Minister cautioned by police over criminal damage
A Government minister was arrested and accepted a police caution for criminal damage following a row with neighbours over parking, it has been revealed.
Work and Pensions Minister Chris Pond has acquired a criminal record after gluing a “no parking” sign to a neighbour’s door.
The MP for Gravesham had been using a free parking space to ensure that he could transport his heavily pregnant wife to hospital in a hurry.
His neighbour Mrs Ashton told the Mail on Sunday that she had rung Mr Pond asking him to move his car and that another neighbour Chris Brown put up the no parking notice in their mews street in Dalston, east London.
The Observer reports that Mr Pond, 52, returned home on January 6 to find the sign hanging on the wall of a communal courtyard behind his house.
Mrs Ashton, a 31-year-old personnel manager, claims that Mr Pond, apparently believing that she had put up the sign, then banged on her door, shouting loudly.

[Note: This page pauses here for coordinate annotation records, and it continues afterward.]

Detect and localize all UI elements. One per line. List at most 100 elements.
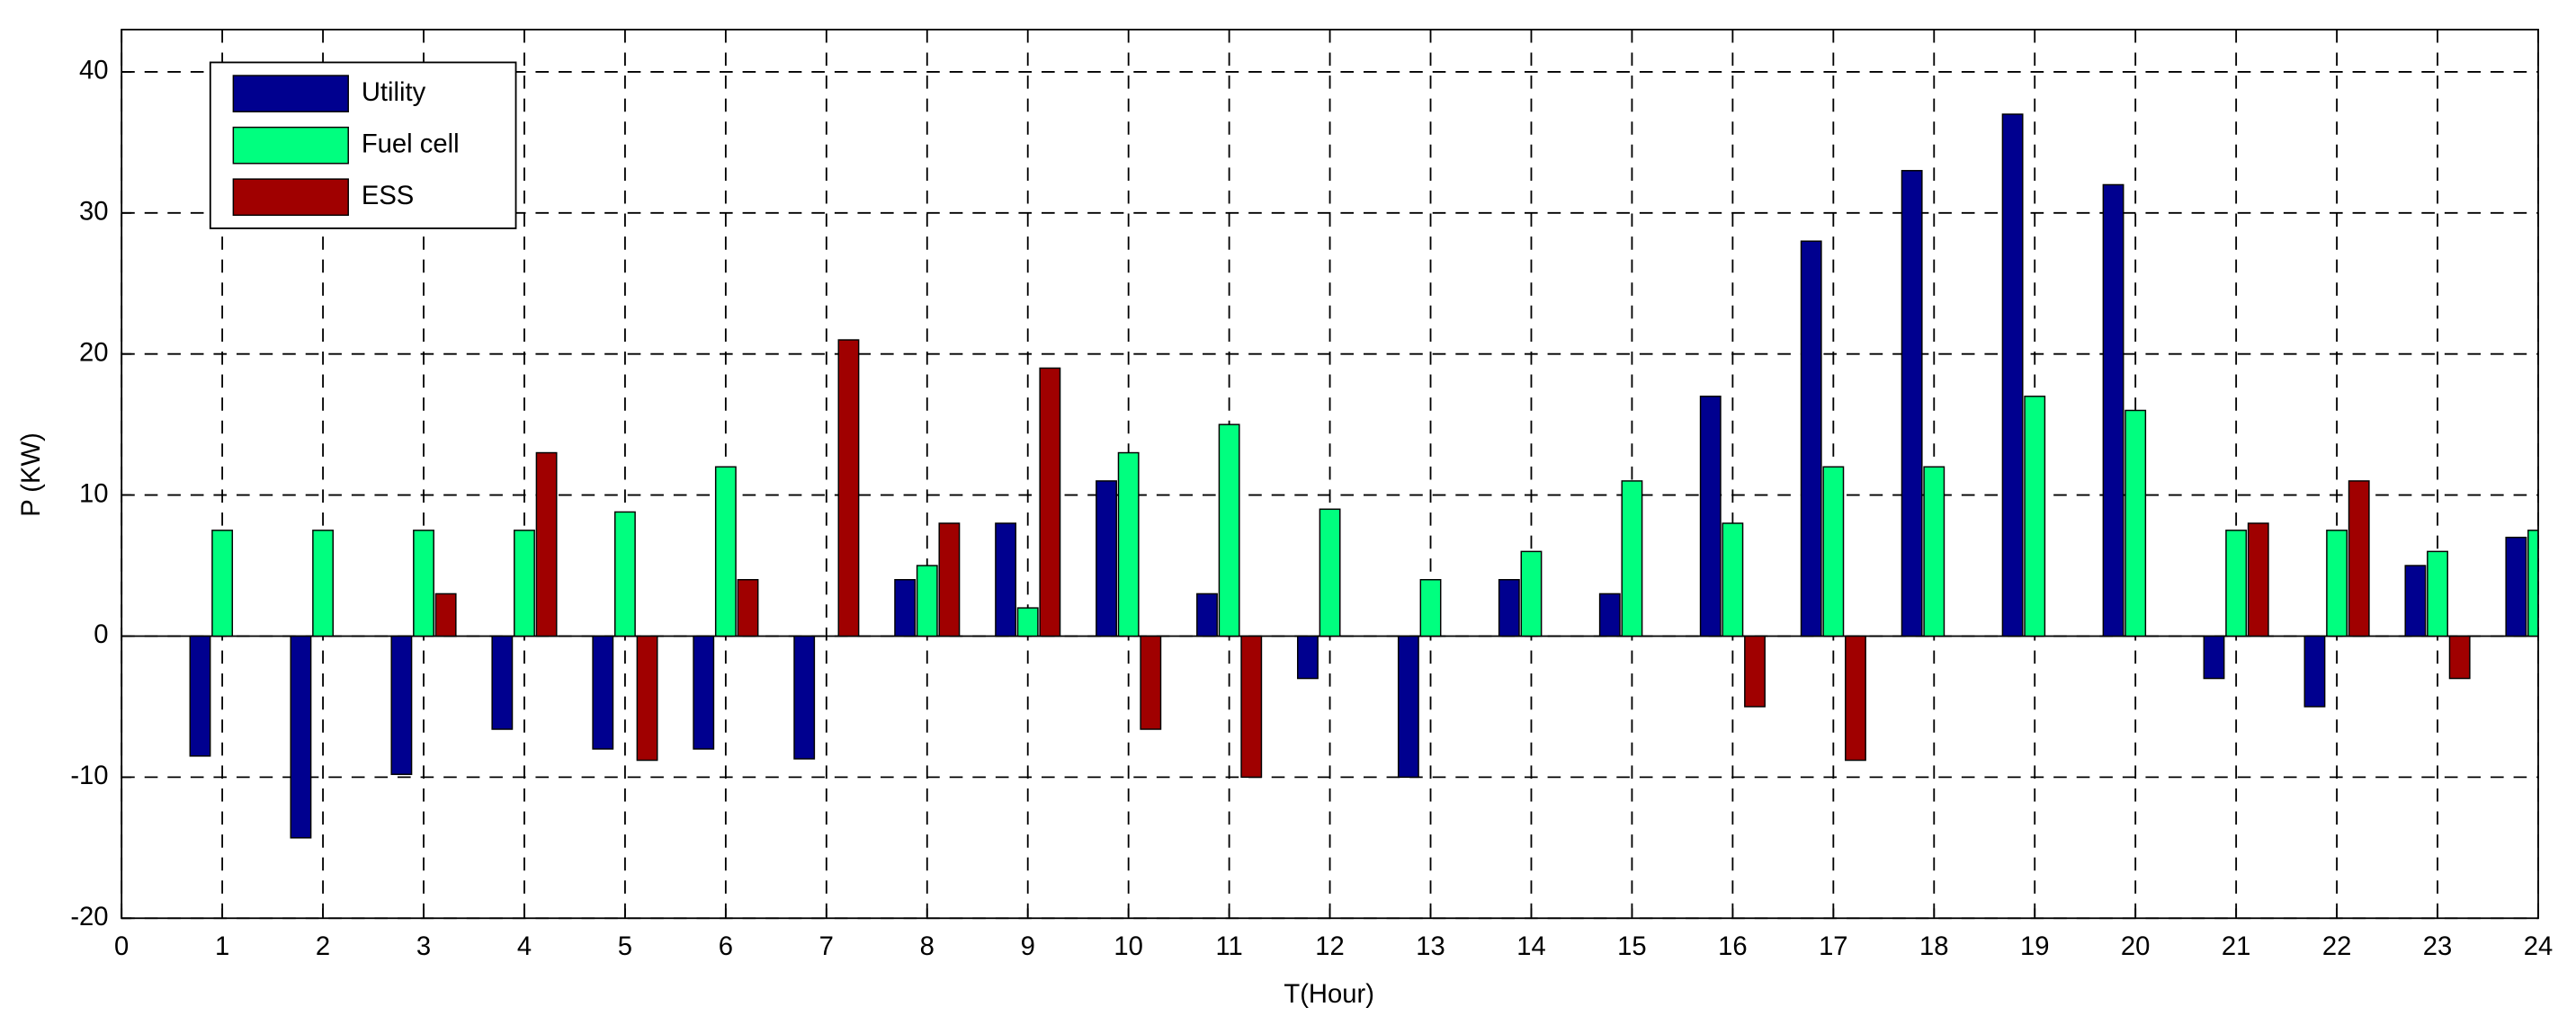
- x-tick-label: 21: [2222, 932, 2251, 961]
- x-tick-label: 13: [1416, 932, 1445, 961]
- bar: [1319, 508, 1341, 637]
- bar: [1218, 423, 1240, 637]
- bar: [693, 635, 715, 750]
- y-tick-label: 10: [79, 479, 109, 508]
- bar: [1722, 522, 1744, 637]
- bar: [2001, 113, 2024, 637]
- bar: [1240, 635, 1263, 779]
- bar: [2427, 550, 2448, 637]
- bar: [592, 635, 614, 750]
- bar: [1039, 367, 1061, 637]
- bar: [2448, 635, 2471, 680]
- bar: [434, 593, 457, 637]
- x-tick-label: 11: [1215, 932, 1242, 961]
- bar: [312, 530, 334, 637]
- bar: [211, 530, 234, 637]
- bar: [1016, 607, 1039, 637]
- bar: [1520, 550, 1543, 637]
- x-tick-label: 24: [2524, 932, 2554, 961]
- bar: [1800, 240, 1822, 637]
- bar: [1923, 466, 1945, 637]
- bar: [613, 511, 636, 637]
- x-tick-label: 5: [618, 932, 632, 961]
- bar: [1822, 466, 1845, 637]
- x-tick-label: 19: [2020, 932, 2050, 961]
- bar: [535, 451, 558, 637]
- bar: [2348, 480, 2370, 637]
- bar: [189, 635, 211, 757]
- x-tick-label: 12: [1315, 932, 1345, 961]
- bar: [737, 578, 759, 637]
- y-tick-label: -10: [70, 762, 108, 790]
- x-tick-label: 20: [2121, 932, 2151, 961]
- bar: [2505, 536, 2527, 637]
- y-tick-label: 20: [79, 338, 109, 367]
- bar: [894, 578, 917, 637]
- x-tick-label: 22: [2322, 932, 2352, 961]
- bar: [837, 339, 860, 637]
- bar: [1419, 578, 1442, 637]
- x-tick-label: 2: [316, 932, 330, 961]
- bar: [1901, 170, 1923, 637]
- bar: [2247, 522, 2269, 637]
- bar: [1117, 451, 1140, 637]
- x-tick-label: 14: [1516, 932, 1546, 961]
- x-tick-label: 16: [1718, 932, 1748, 961]
- x-tick-label: 23: [2423, 932, 2453, 961]
- x-tick-label: 7: [819, 932, 834, 961]
- y-tick-label: 30: [79, 198, 109, 227]
- bar: [2303, 635, 2326, 708]
- bar: [2203, 635, 2225, 680]
- bar: [2124, 409, 2147, 637]
- bar: [1598, 593, 1621, 637]
- bar: [2225, 530, 2248, 637]
- legend-swatch: [232, 126, 349, 165]
- bar: [714, 466, 737, 637]
- bar: [290, 635, 312, 839]
- bar: [1297, 635, 1319, 680]
- bar: [1397, 635, 1419, 779]
- y-axis-label: P (KW): [17, 432, 46, 517]
- x-tick-label: 9: [1021, 932, 1035, 961]
- x-tick-label: 3: [416, 932, 431, 961]
- bar: [916, 565, 938, 637]
- legend-label: ESS: [362, 182, 414, 210]
- bar: [1699, 396, 1722, 637]
- y-tick-label: 40: [79, 57, 109, 85]
- bar: [1621, 480, 1643, 637]
- x-tick-label: 1: [215, 932, 229, 961]
- plot-frame: [121, 28, 2539, 920]
- bar: [2326, 530, 2348, 637]
- bar: [938, 522, 961, 637]
- legend-swatch: [232, 178, 349, 217]
- y-tick-label: -20: [70, 903, 108, 931]
- x-axis-label: T(Hour): [1284, 980, 1374, 1009]
- bar: [413, 530, 434, 637]
- x-tick-label: 6: [719, 932, 733, 961]
- bar: [2527, 530, 2538, 637]
- legend-label: Utility: [362, 78, 426, 107]
- bars: [189, 113, 2538, 839]
- x-tick-label: 10: [1114, 932, 1143, 961]
- bar: [390, 635, 413, 775]
- bar: [2102, 183, 2124, 637]
- bar: [1140, 635, 1162, 730]
- bar: [2404, 565, 2427, 637]
- x-tick-label: 17: [1819, 932, 1848, 961]
- x-tick-label: 18: [1919, 932, 1949, 961]
- bar: [1845, 635, 1866, 762]
- bar: [1744, 635, 1766, 708]
- bar: [1196, 593, 1218, 637]
- bar: [491, 635, 514, 730]
- y-tick-label: 0: [94, 620, 108, 649]
- bar: [636, 635, 658, 762]
- bar: [995, 522, 1017, 637]
- legend: Utility Fuel cell ESS: [209, 61, 517, 229]
- bar: [2024, 396, 2046, 637]
- x-tick-label: 15: [1617, 932, 1647, 961]
- legend-swatch: [232, 75, 349, 112]
- bar: [1498, 578, 1520, 637]
- bar: [514, 530, 535, 637]
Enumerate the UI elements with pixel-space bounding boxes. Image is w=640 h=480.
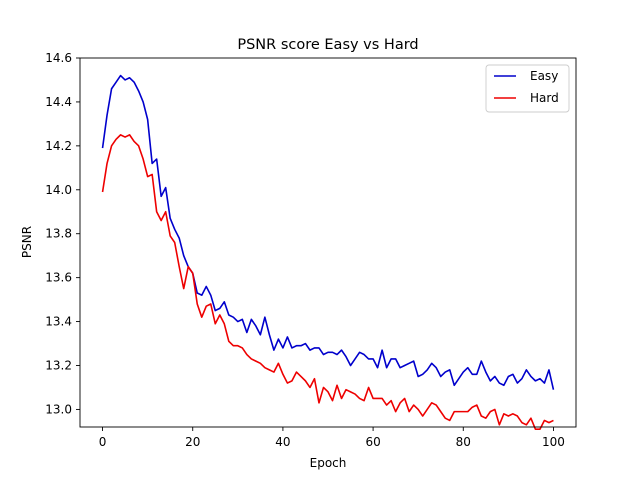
y-tick-label: 14.2 <box>45 139 72 153</box>
y-tick-label: 14.0 <box>45 183 72 197</box>
plot-frame <box>79 57 577 428</box>
y-axis-label: PSNR <box>20 226 34 258</box>
x-tick-label: 100 <box>542 435 565 449</box>
x-tick-label: 60 <box>365 435 380 449</box>
series-line-easy <box>101 74 555 390</box>
chart-title: PSNR score Easy vs Hard <box>237 37 418 53</box>
x-tick-label: 80 <box>456 435 471 449</box>
plot-area <box>101 74 555 431</box>
y-tick-label: 13.6 <box>45 271 72 285</box>
y-tick-label: 13.2 <box>45 359 72 373</box>
x-axis-label: Epoch <box>310 456 347 470</box>
y-tick-label: 13.4 <box>45 315 72 329</box>
legend: Easy Hard <box>485 64 570 113</box>
series-line-hard <box>101 134 554 431</box>
axes: 0 20 40 60 80 100 13.0 13.2 13.4 13.6 13.8 14.0 14.2… <box>45 51 577 449</box>
legend-label-easy: Easy <box>530 69 558 83</box>
x-tick-label: 20 <box>185 435 200 449</box>
y-tick-label: 13.8 <box>45 227 72 241</box>
y-tick-label: 13.0 <box>45 402 72 416</box>
y-tick-label: 14.6 <box>45 51 72 65</box>
x-tick-label: 40 <box>275 435 290 449</box>
x-tick-label: 0 <box>99 435 107 449</box>
legend-label-hard: Hard <box>530 91 559 105</box>
y-tick-label: 14.4 <box>45 95 72 109</box>
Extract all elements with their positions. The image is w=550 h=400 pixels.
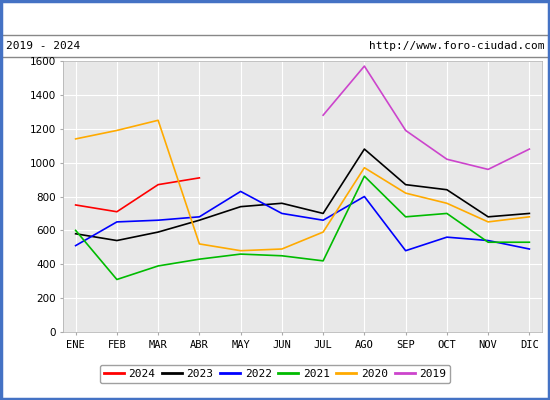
Text: http://www.foro-ciudad.com: http://www.foro-ciudad.com — [369, 41, 544, 51]
Legend: 2024, 2023, 2022, 2021, 2020, 2019: 2024, 2023, 2022, 2021, 2020, 2019 — [100, 364, 450, 384]
Text: Evolucion Nº Turistas Extranjeros en el municipio de Fortuna: Evolucion Nº Turistas Extranjeros en el … — [65, 10, 485, 24]
Text: 2019 - 2024: 2019 - 2024 — [6, 41, 80, 51]
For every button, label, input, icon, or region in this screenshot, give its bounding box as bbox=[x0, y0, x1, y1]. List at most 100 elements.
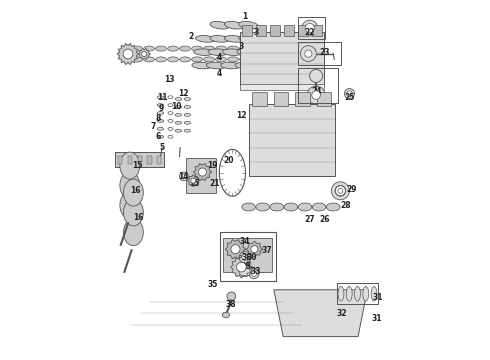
Text: 28: 28 bbox=[341, 201, 351, 210]
Circle shape bbox=[346, 91, 352, 96]
Ellipse shape bbox=[371, 287, 377, 301]
Bar bbox=[157, 156, 161, 164]
Ellipse shape bbox=[216, 46, 226, 51]
Bar bbox=[242, 25, 252, 36]
Ellipse shape bbox=[222, 312, 229, 318]
Text: 21: 21 bbox=[209, 179, 220, 188]
Text: 3: 3 bbox=[253, 28, 258, 37]
Polygon shape bbox=[188, 175, 199, 186]
Ellipse shape bbox=[194, 49, 214, 55]
Circle shape bbox=[142, 51, 147, 57]
Ellipse shape bbox=[180, 46, 191, 51]
Circle shape bbox=[251, 246, 258, 253]
Circle shape bbox=[191, 178, 196, 183]
Circle shape bbox=[242, 254, 248, 261]
Circle shape bbox=[310, 69, 322, 82]
Circle shape bbox=[305, 23, 315, 33]
Ellipse shape bbox=[157, 112, 164, 114]
Ellipse shape bbox=[123, 179, 143, 206]
Ellipse shape bbox=[168, 96, 173, 99]
Text: 2: 2 bbox=[188, 32, 194, 41]
Ellipse shape bbox=[156, 57, 167, 62]
Circle shape bbox=[300, 46, 316, 62]
Ellipse shape bbox=[355, 287, 361, 301]
Polygon shape bbox=[274, 290, 368, 337]
Text: 5: 5 bbox=[160, 143, 165, 152]
Ellipse shape bbox=[120, 192, 140, 219]
Ellipse shape bbox=[175, 98, 182, 100]
Text: 27: 27 bbox=[304, 215, 315, 224]
Text: 29: 29 bbox=[346, 185, 356, 194]
Text: 7: 7 bbox=[150, 122, 156, 131]
Ellipse shape bbox=[175, 113, 182, 116]
Circle shape bbox=[181, 174, 186, 179]
Text: 12: 12 bbox=[236, 111, 246, 120]
Bar bbox=[295, 92, 310, 106]
Polygon shape bbox=[139, 49, 150, 59]
Text: 16: 16 bbox=[130, 186, 141, 195]
Circle shape bbox=[239, 252, 251, 263]
Bar bbox=[317, 92, 331, 106]
Text: 26: 26 bbox=[319, 215, 329, 224]
Text: 3: 3 bbox=[239, 42, 244, 51]
Text: 9: 9 bbox=[159, 104, 164, 113]
Ellipse shape bbox=[157, 104, 164, 107]
Polygon shape bbox=[231, 256, 252, 278]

Mr Pond denies banging on his neighbour’s door, but admitted to the Mail on Sunday that he had removed the sign and stuck it to Mrs Ashton’s front door.
The sign fell off shortly afterwards, causing an alleged £120 worth of damage.
On February 2 Mr Pond was arrested following an allegation of criminal damage and released on bail.
The MP told the Observer he believes the charge against him would have been dismissed if he had gone to court, but that he had decided to accept a police caution instead, in order to avoid further upset to his family.
“Anyone can make allegations and if you are in public life, these have to be investigated, no matter how trivial they may appear,” Mr Pond told the paper.
The MP’s immediate superior, Work and Pensions Secretary Alan Johnson told BBC News: “My actual reading of it is that it has been blown out of all proportions, but that is a matter for Chris – it is something that happened in his personal life.”